Q We have a large area of hardwood flooring that was installed 10 years ago and is now squeaking badly. There is access to the underside of this floor in our basement, which is unfinished. Can these squeaks be eliminated? How? The company that installed the floor says it is unable to correct the problem.

A Ask the company why the floor is squeaking and why they can't fix it.

A squeaking wooden floor is not "normal." It can be prevented and, in most cases, repaired.

If the contractor won't help you, you can try some remedies yourself.

First, realize that the squeak you hear when you walk across the floor typically is caused by loose boards. They may be moving against one another or rising up and down on the floor nails that were supposed to anchor them.

Luckily, the basement under the squeaky floor has an unfinished ceiling, so you can try some of these options:

• Observe from the basement while someone walks over the squeaky place. Drive shims -- thin wood wedges -- into the space above the joist where the squeak is coming from (but not so far that you end up raising the floor board). This should stop the up-and-down motion of the floor, eliminating the squeak.

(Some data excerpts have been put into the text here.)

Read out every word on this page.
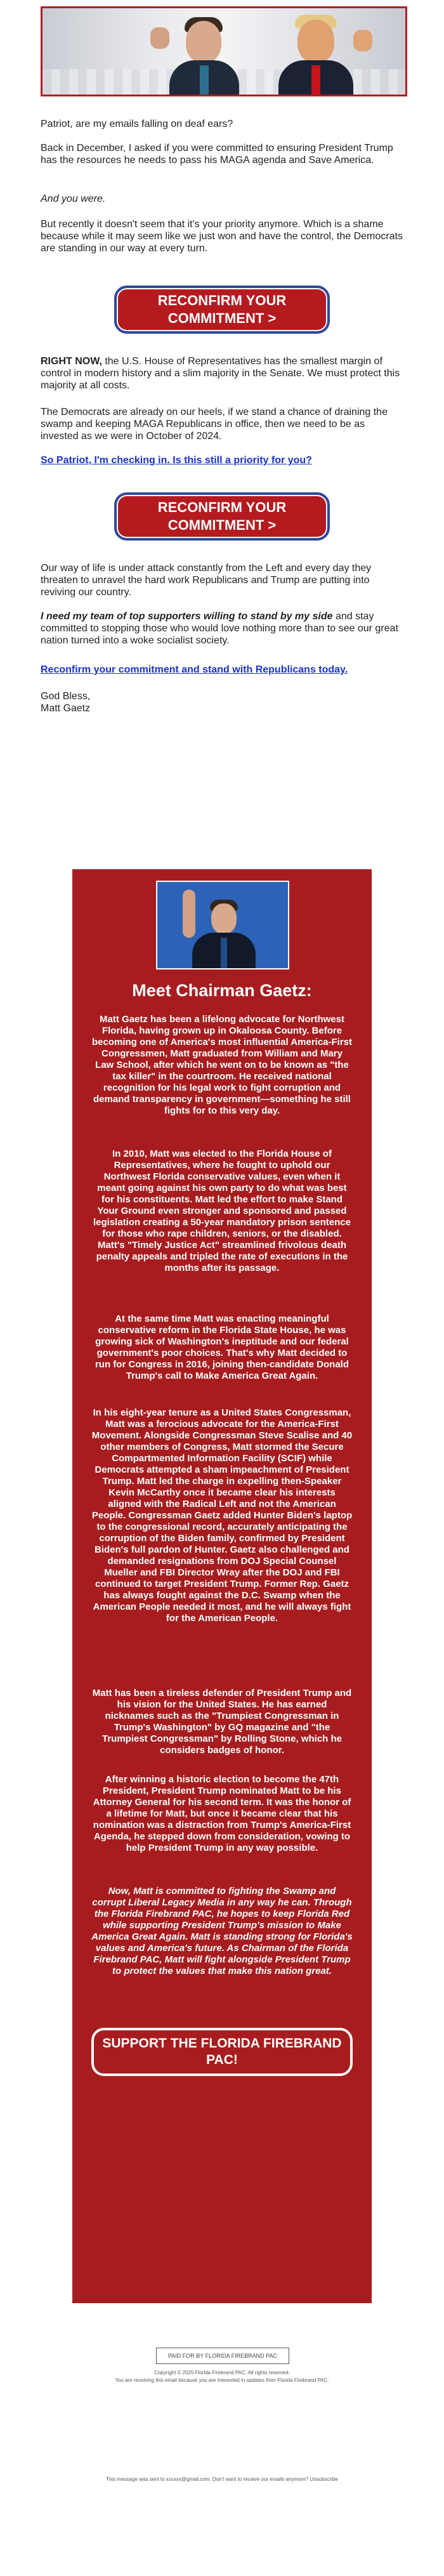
Patriot, are my emails falling on deaf ears?

Back in December, I asked if you were committed to ensuring President Trump has the resources he needs to pass his MAGA agenda and Save America.

And you were.

But recently it doesn't seem that it's your priority anymore. Which is a shame because while it may seem like we just won and have the control, the Democrats are standing in our way at every turn.

RECONFIRM YOUR COMMITMENT >

RIGHT NOW, the U.S. House of Representatives has the smallest margin of control in modern history and a slim majority in the Senate. We must protect this majority at all costs.

The Democrats are already on our heels, if we stand a chance of draining the swamp and keeping MAGA Republicans in office, then we need to be as invested as we were in October of 2024.

So Patriot, I'm checking in. Is this still a priority for you?
RECONFIRM YOUR COMMITMENT >

Our way of life is under attack constantly from the Left and every day they threaten to unravel the hard work Republicans and Trump are putting into reviving our country.

I need my team of top supporters willing to stand by my side and stay committed to stopping those who would love nothing more than to see our great nation turned into a woke socialist society.

Reconfirm your commitment and stand with Republicans today.

God Bless,

Matt Gaetz

Meet Chairman Gaetz:
Matt Gaetz has been a lifelong advocate for Northwest Florida, having grown up in Okaloosa County. Before becoming one of America's most influential America-First Congressmen, Matt graduated from William and Mary Law School, after which he went on to be known as "the tax killer" in the courtroom. He received national recognition for his legal work to fight corruption and demand transparency in government—something he still fights for to this very day.
In 2010, Matt was elected to the Florida House of Representatives, where he fought to uphold our Northwest Florida conservative values, even when it meant going against his own party to do what was best for his constituents. Matt led the effort to make Stand Your Ground even stronger and sponsored and passed legislation creating a 50-year mandatory prison sentence for those who rape children, seniors, or the disabled. Matt's "Timely Justice Act" streamlined frivolous death penalty appeals and tripled the rate of executions in the months after its passage.
At the same time Matt was enacting meaningful conservative reform in the Florida State House, he was growing sick of Washington's ineptitude and our federal government's poor choices. That's why Matt decided to run for Congress in 2016, joining then-candidate Donald Trump's call to Make America Great Again.
In his eight-year tenure as a United States Congressman, Matt was a ferocious advocate for the America-First Movement. Alongside Congressman Steve Scalise and 40 other members of Congress, Matt stormed the Secure Compartmented Information Facility (SCIF) while Democrats attempted a sham impeachment of President Trump. Matt led the charge in expelling then-Speaker Kevin McCarthy once it became clear his interests aligned with the Radical Left and not the American People. Congressman Gaetz added Hunter Biden's laptop to the congressional record, accurately anticipating the corruption of the Biden family, confirmed by President Biden's full pardon of Hunter. Gaetz also challenged and demanded resignations from DOJ Special Counsel Mueller and FBI Director Wray after the DOJ and FBI continued to target President Trump. Former Rep. Gaetz has always fought against the D.C. Swamp when the American People needed it most, and he will always fight for the American People.
Matt has been a tireless defender of President Trump and his vision for the United States. He has earned nicknames such as the "Trumpiest Congressman in Trump's Washington" by GQ magazine and "the Trumpiest Congressman" by Rolling Stone, which he considers badges of honor.
After winning a historic election to become the 47th President, President Trump nominated Matt to be his Attorney General for his second term. It was the honor of a lifetime for Matt, but once it became clear that his nomination was a distraction from Trump's America-First Agenda, he stepped down from consideration, vowing to help President Trump in any way possible.
Now, Matt is committed to fighting the Swamp and corrupt Liberal Legacy Media in any way he can. Through the Florida Firebrand PAC, he hopes to keep Florida Red while supporting President Trump's mission to Make America Great Again. Matt is standing strong for Florida's values and America's future. As Chairman of the Florida Firebrand PAC, Matt will fight alongside President Trump to protect the values that make this nation great.
SUPPORT THE FLORIDA FIREBRAND PAC!
PAID FOR BY FLORIDA FIREBRAND PAC
Copyright © 2025 Florida Firebrand PAC. All rights reserved.
You are receiving this email because you are interested in updates from Florida Firebrand PAC.
This message was sent to xxxxxx@gmail.com. Don't want to receive our emails anymore? Unsubscribe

• If that doesn't work, try using a Squeak-Ender. It's one of several devices that allow you to toenail the joist back tightly to the floor underlayment. Check for these at a building supply store or lumberyard.

• You also may be able to apply a thin stream of adhesive between the joist top and floorboard, if you can pry them apart slightly.

One more involved possibility is that your home's builder nailed the interior walls to the roof trusses. When the truss member moves, it pulls the walls away from the floor. If this is the case, when you walk across the floor, it would flex and the joists would bounce. The nails that hold the bottom of the wall assembly to the floor move up and down in the wood, causing the squeaks.

If you prefer, look for a flooring contactor or handyman who can do this kind of work. Do the usual diligence in hiring a contractor (checking with references, the Better Business Bureau, etc.).

It's not a bad idea, either, to observe as the work is being done.